A stable-value fund is an excellent way for those approaching retirement age to diversify their portfolios. Stable-funds tend to offer higher returns on interest than a money market account, but have a bit more risk involved. Until recently, stable-value funds were an incentive only available through employer 401k benefit plans, but things have changed. Now individual investors can take advantage of this conservative type of investment through their IRA.
Stable-value funds are made up of "synthetic guaranteed investment contracts" or wrapped bonds. They tend to be high quality, shorter termed bonds that are bound by insurance wrappers. If the stable-value investment declines below the wrappers rate of return, the insurer fills in the financial gap; thus, stabilizing the funds value. However, if the stable-value invest grows beyond the wrapper return, the fund gives the monetary difference to the insurer.
If you are planning your retirement then a stable-value fund can provide a good diversification in your portfolio. Stable-value funds are fixed income investments, derived of an assortment of high quality bonds. The investments tend to be consistent with their delivery - so capital investments are predictable.
The stable-value fund market is extremely large and flush with cash. 33% of the stable value investment is from employee-directed 401(k) plans and total $396 billion in value.
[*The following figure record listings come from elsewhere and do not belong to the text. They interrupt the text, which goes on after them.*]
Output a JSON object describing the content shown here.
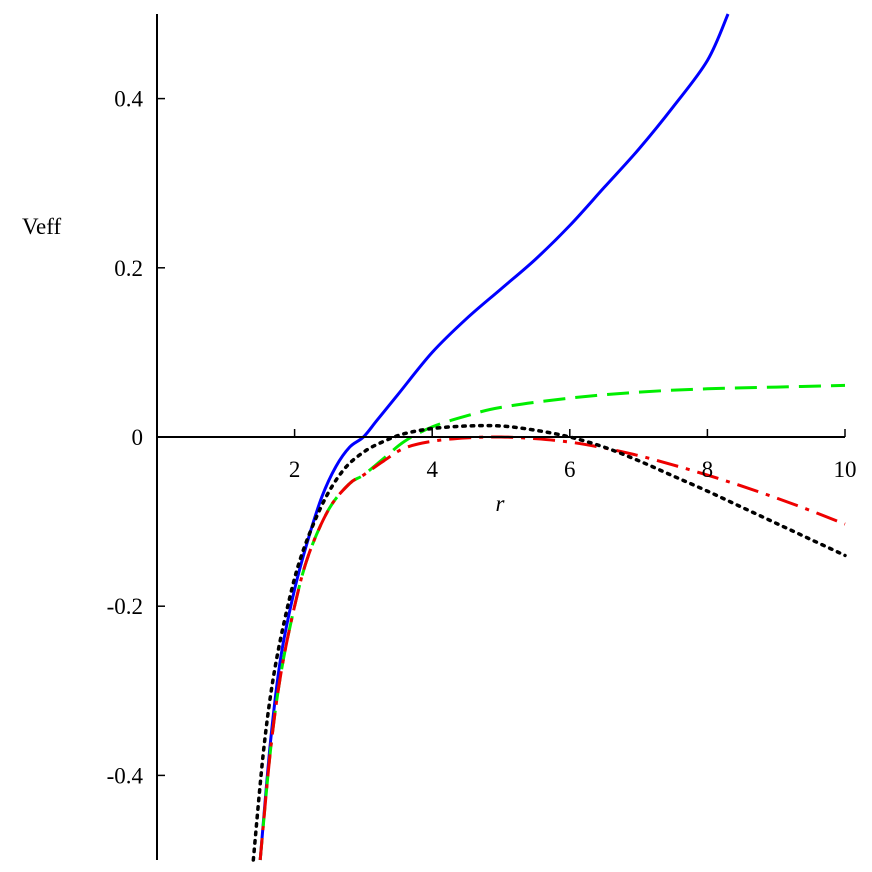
{
  "chart_data": {
    "type": "line",
    "title": "",
    "xlabel": "r",
    "ylabel": "Veff",
    "xlim": [
      0,
      10
    ],
    "ylim": [
      -0.5,
      0.5
    ],
    "grid": false,
    "legend": "none",
    "x_ticks": [
      {
        "value": 2,
        "label": "2"
      },
      {
        "value": 4,
        "label": "4"
      },
      {
        "value": 6,
        "label": "6"
      },
      {
        "value": 8,
        "label": "8"
      },
      {
        "value": 10,
        "label": "10"
      }
    ],
    "y_ticks": [
      {
        "value": 0.4,
        "label": "0.4"
      },
      {
        "value": 0.2,
        "label": "0.2"
      },
      {
        "value": 0,
        "label": "0"
      },
      {
        "value": -0.2,
        "label": "-0.2"
      },
      {
        "value": -0.4,
        "label": "-0.4"
      }
    ],
    "series": [
      {
        "color": "#0000ff",
        "style": "solid",
        "points": [
          [
            1.5,
            -0.5
          ],
          [
            1.65,
            -0.36
          ],
          [
            1.8,
            -0.26
          ],
          [
            2.0,
            -0.18
          ],
          [
            2.2,
            -0.12
          ],
          [
            2.4,
            -0.07
          ],
          [
            2.6,
            -0.035
          ],
          [
            2.8,
            -0.012
          ],
          [
            3.0,
            0.0
          ],
          [
            3.2,
            0.02
          ],
          [
            3.5,
            0.05
          ],
          [
            4.0,
            0.1
          ],
          [
            4.5,
            0.14
          ],
          [
            5.0,
            0.175
          ],
          [
            5.5,
            0.21
          ],
          [
            6.0,
            0.25
          ],
          [
            6.5,
            0.295
          ],
          [
            7.0,
            0.34
          ],
          [
            7.5,
            0.39
          ],
          [
            8.0,
            0.445
          ],
          [
            8.3,
            0.5
          ]
        ]
      },
      {
        "color": "#00ee00",
        "style": "dashed",
        "points": [
          [
            1.5,
            -0.5
          ],
          [
            1.65,
            -0.37
          ],
          [
            1.8,
            -0.28
          ],
          [
            2.0,
            -0.2
          ],
          [
            2.2,
            -0.14
          ],
          [
            2.5,
            -0.085
          ],
          [
            2.8,
            -0.055
          ],
          [
            3.0,
            -0.045
          ],
          [
            3.3,
            -0.025
          ],
          [
            3.6,
            -0.005
          ],
          [
            4.0,
            0.012
          ],
          [
            4.5,
            0.025
          ],
          [
            5.0,
            0.035
          ],
          [
            6.0,
            0.046
          ],
          [
            7.0,
            0.053
          ],
          [
            8.0,
            0.057
          ],
          [
            9.0,
            0.059
          ],
          [
            10.0,
            0.061
          ]
        ]
      },
      {
        "color": "#ee0000",
        "style": "dashdot",
        "points": [
          [
            1.5,
            -0.5
          ],
          [
            1.65,
            -0.37
          ],
          [
            1.8,
            -0.28
          ],
          [
            2.0,
            -0.2
          ],
          [
            2.2,
            -0.14
          ],
          [
            2.5,
            -0.085
          ],
          [
            2.8,
            -0.055
          ],
          [
            3.0,
            -0.045
          ],
          [
            3.3,
            -0.028
          ],
          [
            3.6,
            -0.013
          ],
          [
            4.0,
            -0.005
          ],
          [
            4.5,
            -0.001
          ],
          [
            5.0,
            0.0
          ],
          [
            5.5,
            -0.002
          ],
          [
            6.0,
            -0.006
          ],
          [
            6.5,
            -0.013
          ],
          [
            7.0,
            -0.022
          ],
          [
            7.5,
            -0.033
          ],
          [
            8.0,
            -0.045
          ],
          [
            8.5,
            -0.058
          ],
          [
            9.0,
            -0.072
          ],
          [
            9.5,
            -0.087
          ],
          [
            10.0,
            -0.103
          ]
        ]
      },
      {
        "color": "#000000",
        "style": "dotted",
        "points": [
          [
            1.4,
            -0.5
          ],
          [
            1.55,
            -0.37
          ],
          [
            1.7,
            -0.28
          ],
          [
            1.9,
            -0.2
          ],
          [
            2.1,
            -0.14
          ],
          [
            2.4,
            -0.08
          ],
          [
            2.7,
            -0.04
          ],
          [
            3.0,
            -0.018
          ],
          [
            3.3,
            -0.005
          ],
          [
            3.6,
            0.004
          ],
          [
            4.0,
            0.01
          ],
          [
            4.5,
            0.013
          ],
          [
            5.0,
            0.013
          ],
          [
            5.5,
            0.008
          ],
          [
            6.0,
            0.0
          ],
          [
            6.5,
            -0.012
          ],
          [
            7.0,
            -0.028
          ],
          [
            7.5,
            -0.046
          ],
          [
            8.0,
            -0.064
          ],
          [
            8.5,
            -0.083
          ],
          [
            9.0,
            -0.102
          ],
          [
            9.5,
            -0.121
          ],
          [
            10.0,
            -0.14
          ]
        ]
      }
    ]
  }
}
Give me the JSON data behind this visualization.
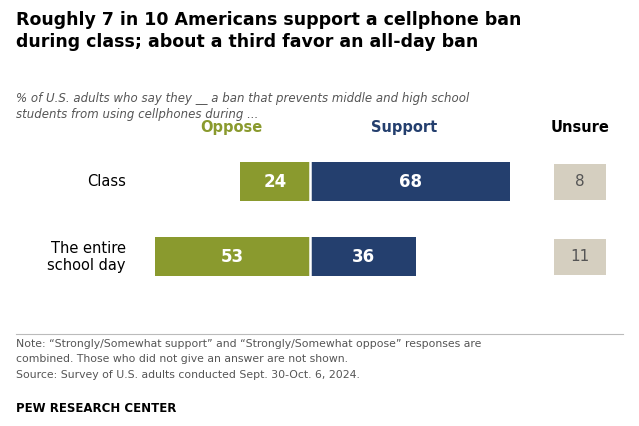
{
  "title": "Roughly 7 in 10 Americans support a cellphone ban\nduring class; about a third favor an all-day ban",
  "subtitle": "% of U.S. adults who say they __ a ban that prevents middle and high school\nstudents from using cellphones during ...",
  "categories": [
    "Class",
    "The entire\nschool day"
  ],
  "oppose": [
    24,
    53
  ],
  "support": [
    68,
    36
  ],
  "unsure": [
    8,
    11
  ],
  "oppose_color": "#8a9a2e",
  "support_color": "#243f6e",
  "unsure_color": "#d5cfc0",
  "note_line1": "Note: “Strongly/Somewhat support” and “Strongly/Somewhat oppose” responses are",
  "note_line2": "combined. Those who did not give an answer are not shown.",
  "note_line3": "Source: Survey of U.S. adults conducted Sept. 30-Oct. 6, 2024.",
  "footer": "PEW RESEARCH CENTER",
  "oppose_label": "Oppose",
  "support_label": "Support",
  "unsure_label": "Unsure",
  "background_color": "#ffffff",
  "title_fontsize": 12.5,
  "subtitle_fontsize": 8.5,
  "note_fontsize": 7.8,
  "footer_fontsize": 8.5,
  "bar_label_fontsize": 12,
  "header_fontsize": 10.5,
  "category_fontsize": 10.5
}
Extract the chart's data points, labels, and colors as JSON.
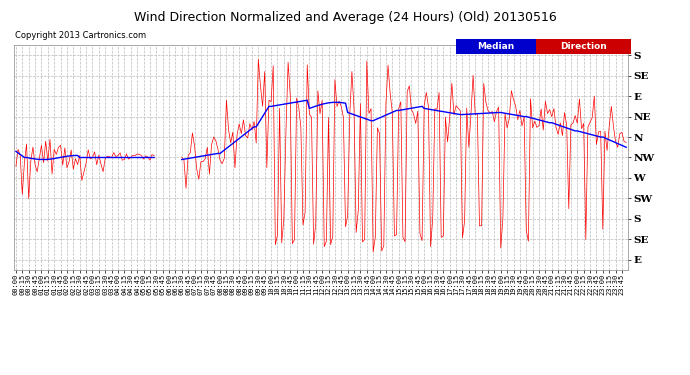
{
  "title": "Wind Direction Normalized and Average (24 Hours) (Old) 20130516",
  "copyright": "Copyright 2013 Cartronics.com",
  "legend_labels": [
    "Median",
    "Direction"
  ],
  "legend_bg_colors": [
    "#0000cc",
    "#cc0000"
  ],
  "ytick_labels_right": [
    "S",
    "SE",
    "E",
    "NE",
    "N",
    "NW",
    "W",
    "SW",
    "S",
    "SE",
    "E"
  ],
  "ytick_values": [
    10,
    9,
    8,
    7,
    6,
    5,
    4,
    3,
    2,
    1,
    0
  ],
  "ymin": -0.5,
  "ymax": 10.5,
  "background_color": "#ffffff",
  "grid_color": "#bbbbbb",
  "red_color": "#ff0000",
  "blue_color": "#0000ff",
  "figwidth": 6.9,
  "figheight": 3.75,
  "dpi": 100
}
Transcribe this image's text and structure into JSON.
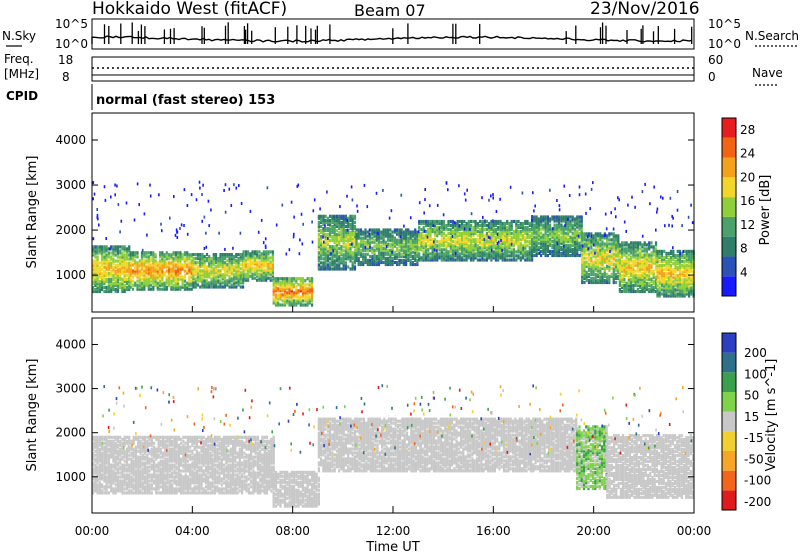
{
  "header": {
    "station": "Hokkaido West (fitACF)",
    "beam": "Beam 07",
    "date": "23/Nov/2016"
  },
  "noise_panel": {
    "left_label": "N.Sky",
    "left_ticks": [
      "10^5",
      "10^0"
    ],
    "right_label": "N.Search",
    "right_ticks": [
      "10^5",
      "10^0"
    ]
  },
  "freq_panel": {
    "left_label_line1": "Freq.",
    "left_label_line2": "[MHz]",
    "left_ticks": [
      "18",
      "8"
    ],
    "right_label": "Nave",
    "right_ticks": [
      "60",
      "0"
    ]
  },
  "cpid_panel": {
    "label": "CPID",
    "text": "normal (fast stereo) 153"
  },
  "chart_data": [
    {
      "type": "heatmap",
      "name": "power",
      "ylabel": "Slant Range [km]",
      "ylim": [
        180,
        4600
      ],
      "yticks": [
        1000,
        2000,
        3000,
        4000
      ],
      "xlim": [
        0,
        24
      ],
      "colorbar_label": "Power [dB]",
      "colorbar_ticks": [
        "4",
        "8",
        "12",
        "16",
        "20",
        "24",
        "28"
      ],
      "colorbar_range": [
        0,
        30
      ],
      "bands": [
        {
          "t0": 0.0,
          "t1": 1.5,
          "r0": 600,
          "r1": 1600,
          "v": 18
        },
        {
          "t0": 1.5,
          "t1": 4.0,
          "r0": 650,
          "r1": 1500,
          "v": 20
        },
        {
          "t0": 4.0,
          "t1": 6.0,
          "r0": 700,
          "r1": 1450,
          "v": 16
        },
        {
          "t0": 6.0,
          "t1": 7.2,
          "r0": 850,
          "r1": 1500,
          "v": 17
        },
        {
          "t0": 7.2,
          "t1": 8.8,
          "r0": 300,
          "r1": 900,
          "v": 22
        },
        {
          "t0": 9.0,
          "t1": 10.5,
          "r0": 1100,
          "r1": 2300,
          "v": 14
        },
        {
          "t0": 10.5,
          "t1": 13.0,
          "r0": 1200,
          "r1": 2000,
          "v": 12
        },
        {
          "t0": 13.0,
          "t1": 17.5,
          "r0": 1300,
          "r1": 2200,
          "v": 15
        },
        {
          "t0": 17.5,
          "t1": 19.5,
          "r0": 1400,
          "r1": 2300,
          "v": 12
        },
        {
          "t0": 19.5,
          "t1": 21.0,
          "r0": 800,
          "r1": 1900,
          "v": 16
        },
        {
          "t0": 21.0,
          "t1": 22.5,
          "r0": 600,
          "r1": 1700,
          "v": 17
        },
        {
          "t0": 22.5,
          "t1": 24.0,
          "r0": 500,
          "r1": 1500,
          "v": 18
        }
      ]
    },
    {
      "type": "heatmap",
      "name": "velocity",
      "ylabel": "Slant Range [km]",
      "ylim": [
        180,
        4600
      ],
      "yticks": [
        1000,
        2000,
        3000,
        4000
      ],
      "xlim": [
        0,
        24
      ],
      "xticks": [
        "00:00",
        "04:00",
        "08:00",
        "12:00",
        "16:00",
        "20:00",
        "00:00"
      ],
      "xlabel": "Time UT",
      "colorbar_label": "Velocity [m s^-1]",
      "colorbar_ticks": [
        "200",
        "100",
        "50",
        "15",
        "-15",
        "-50",
        "-100",
        "-200"
      ],
      "bands": [
        {
          "t0": 0.0,
          "t1": 7.2,
          "r0": 600,
          "r1": 1900,
          "v": 0
        },
        {
          "t0": 7.2,
          "t1": 9.0,
          "r0": 300,
          "r1": 1100,
          "v": 0
        },
        {
          "t0": 9.0,
          "t1": 19.3,
          "r0": 1100,
          "r1": 2300,
          "v": 0
        },
        {
          "t0": 19.3,
          "t1": 20.5,
          "r0": 700,
          "r1": 2100,
          "v": 40
        },
        {
          "t0": 20.5,
          "t1": 24.0,
          "r0": 500,
          "r1": 1900,
          "v": 0
        }
      ]
    }
  ],
  "colors": {
    "power_scale": [
      "#1a1aff",
      "#2b52b6",
      "#2f7e6a",
      "#4aa26a",
      "#8fcf3a",
      "#f2d72a",
      "#f5a21b",
      "#f26313",
      "#e81e1e"
    ],
    "velocity_scale": [
      "#e01b1b",
      "#f2651b",
      "#f7a526",
      "#f0d030",
      "#c8c8c8",
      "#7fd34a",
      "#3ba04e",
      "#2e6f8a",
      "#2b3fc0"
    ]
  }
}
Those considering this type of investment strategy should thoroughly investigate their options, as well as properly research all the fees associated with these types of investments. Private investors choosing to diversify their IRA portfolio may be hit with up to a 1% fee according to the Stable Value Investment Association.
Plus, there are redemption rules specific to stable-value commodities. Most stable-value funds have no withdrawal restrictions. However, since these investments tend to be part of a person's retirement strategy, there may be penalties associated with that fund.